Jueves, 21.03.2019 - 11:25 h
Cierran el próximo día 30 su tienda en Barcelona

El fracaso de las esposas de Leo Messi y Luis Suárez con su negocio de zapatos

Antonella Roccuzzo y Sofía Balbí habían puesto en marcha una tienda de zapatos de lujo de la firma Sarkany.

Antonella
Antonella Roccuzzo y Sofía Balbí con su socio Ricky Sarkany / Instagram

Ni dos años les ha durado la aventura empresarial a Antonella Roccuzo y Sofía Balbí, las esposas de los dos astros del F.C. Barcelona Leo Messi y Luis Suárez. En mayo de 2017 abrían su tienda de zapatos de lujo en plena Avenida Diágonal con un evento repleto de caras conocidas y con sus famosos maridos como reclamo, pero ni dos años después se han visto abocadas a echar el cierre. Según ha anunciado su socio en esta aventura, Ricky Sarkany, el establecimiento bajará la persiana el próximo 30 de marzo.

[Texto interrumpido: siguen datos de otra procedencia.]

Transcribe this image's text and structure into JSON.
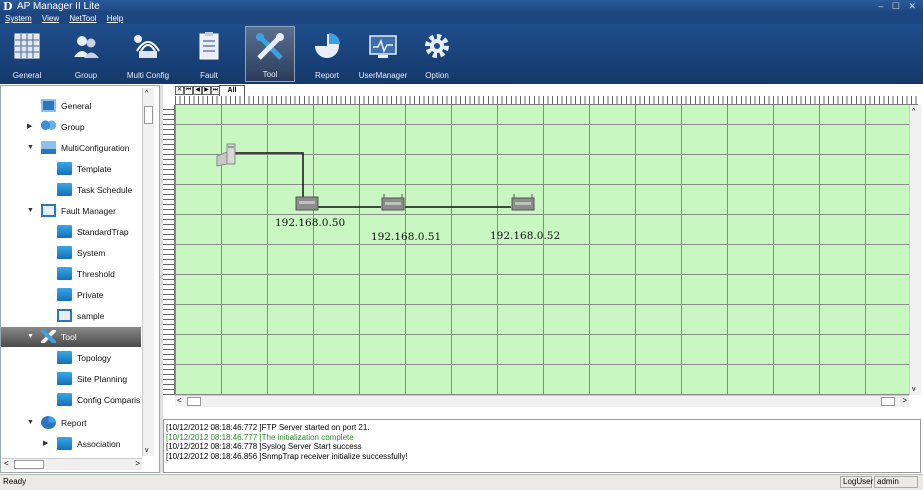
{
  "window": {
    "title": "AP Manager II Lite",
    "logo": "D",
    "controls": "– ☐ ✕"
  },
  "menu": [
    "System",
    "View",
    "NetTool",
    "Help"
  ],
  "toolbar": [
    {
      "label": "General",
      "icon": "general-grid-icon"
    },
    {
      "label": "Group",
      "icon": "group-users-icon"
    },
    {
      "label": "Multi Config",
      "icon": "multi-config-icon"
    },
    {
      "label": "Fault",
      "icon": "fault-clipboard-icon"
    },
    {
      "label": "Tool",
      "icon": "tool-wrench-icon"
    },
    {
      "label": "Report",
      "icon": "report-pie-icon"
    },
    {
      "label": "UserManager",
      "icon": "user-manager-icon"
    },
    {
      "label": "Option",
      "icon": "option-gear-icon"
    }
  ],
  "sidebar": {
    "items": [
      {
        "label": "General",
        "level": 0
      },
      {
        "label": "Group",
        "level": 0
      },
      {
        "label": "MultiConfiguration",
        "level": 0
      },
      {
        "label": "Template",
        "level": 1
      },
      {
        "label": "Task Schedule",
        "level": 1
      },
      {
        "label": "Fault Manager",
        "level": 0
      },
      {
        "label": "StandardTrap",
        "level": 1
      },
      {
        "label": "System",
        "level": 1
      },
      {
        "label": "Threshold",
        "level": 1
      },
      {
        "label": "Private",
        "level": 1
      },
      {
        "label": "sample",
        "level": 1
      },
      {
        "label": "Tool",
        "level": 0,
        "selected": true
      },
      {
        "label": "Topology",
        "level": 1
      },
      {
        "label": "Site Planning",
        "level": 1
      },
      {
        "label": "Config Comparis",
        "level": 1
      },
      {
        "label": "Report",
        "level": 0
      },
      {
        "label": "Association",
        "level": 1
      }
    ]
  },
  "tabs": {
    "nav": [
      "✕",
      "⏮",
      "◀",
      "▶",
      "⏭"
    ],
    "active": "All"
  },
  "topology": {
    "devices": [
      {
        "ip": "192.168.0.50"
      },
      {
        "ip": "192.168.0.51"
      },
      {
        "ip": "192.168.0.52"
      }
    ]
  },
  "log": [
    {
      "text": "[10/12/2012 08:18:46.772 ]FTP Server started on port 21.",
      "color": "#000000"
    },
    {
      "text": "[10/12/2012 08:18:46.777 ]The initialization complete",
      "color": "#2a8a2a"
    },
    {
      "text": "[10/12/2012 08:18:46.778 ]Syslog Server Start success",
      "color": "#000000"
    },
    {
      "text": "[10/12/2012 08:18:46.856 ]SnmpTrap receiver initialize successfully!",
      "color": "#000000"
    }
  ],
  "status": {
    "left": "Ready",
    "role": "LogUser",
    "user": "admin"
  },
  "colors": {
    "accent": "#1d4680",
    "canvas": "#c9f7c2",
    "log_green": "#2a8a2a"
  }
}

Roccuzzo y Balbí se hicieron íntimas cuando el urugayo recaló en el Barça en el año 2014, por ello, decidieron emprender una aventura empresarial juntas en 2017 a través de su pasión común, los zapatos. Para ello, fundaron la sociedad RoccBal 109 -la unión de sus dos apellidos-, de la que Balbí es la principal administradora y cuenta con un activo de casi 700.000 euros. Además, se asociaron al reputado diseñador de zapatos Sarkany para distribuir sus zapatos en nuestro país en una tienda exclusiva. Si bien, los números no les han cuadrado en este tiempo.

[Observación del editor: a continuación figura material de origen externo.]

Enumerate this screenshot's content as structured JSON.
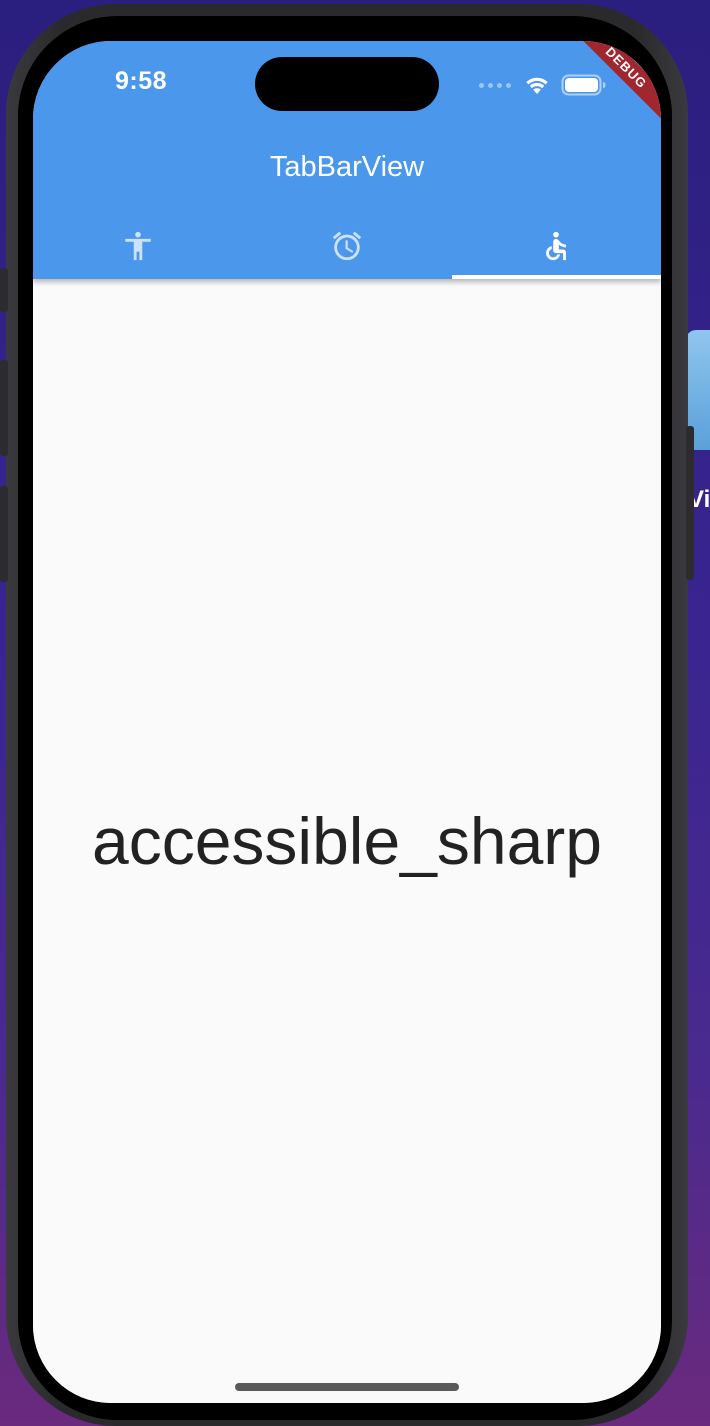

A pesar de que Sarkany ha señalado que Antonella y Sofía han decidido cerrar para centrarse en el cuidado de sus hijos, la verdadera razón de este precipitado cierre podría ser la marcha del negocio, que no habría dado los frutos esperados. Porque se esperaba que arrasara ante la gran popularidad que ambas tienen y su influencia en redes, pues en Instagram Antonnella tiene 8,8 millones de seguidores y Sofía, 1 millón. 

Pero no ha sido así, y las cuentas depositadas en el Registro Mercantil lo atestiguan. En su primer año completo de actividad, el 2017 -todavía no han depositado las cuentas del 2018-, la sociedad de Roccuzo y Balbí perdió más de 150.000 euros, a pesar de facturar 244.000 euros. Ya en los tres meses de 2016 en los que la empresa estuvo activa registró unos números rojos de 19.000 euros y parece que la tendencia habría sido igual en 2018 ante el inesperado cierre.

Sarkany ha querido agradecer a ambas su implicación en el proyecto, que suponía la tienda más grande de la marca en Europa, con una superficie de 400 metros cuadrados, y asegura que comprende que quieran dedicar más tiempo a su familia. Antonella es madre de tres niños, Thiago, Mateo y Ciro, mientras que Sofía también tiene tres hijos, Delfina, Lautaro y Benjamín.

De este modo, la aventura empresarial de las dos amigas se cierra por el momento de una forma un tanto aciaga, ya que ambas habían puesto mucho empeño en que su tienda fuera un éxito. En sus perfiles de Instagram hacían alusión a ella constántemente y entre sus clientas estaban sus conocidas amigas, como Daniella Sheman, la mujer de Cesc Fabregas. Incluso habían desfilado en la pasarela 080 de Barcelona. Pero parece que a veces el número de seguidores en redes sociales no garantiza que un producto se venda.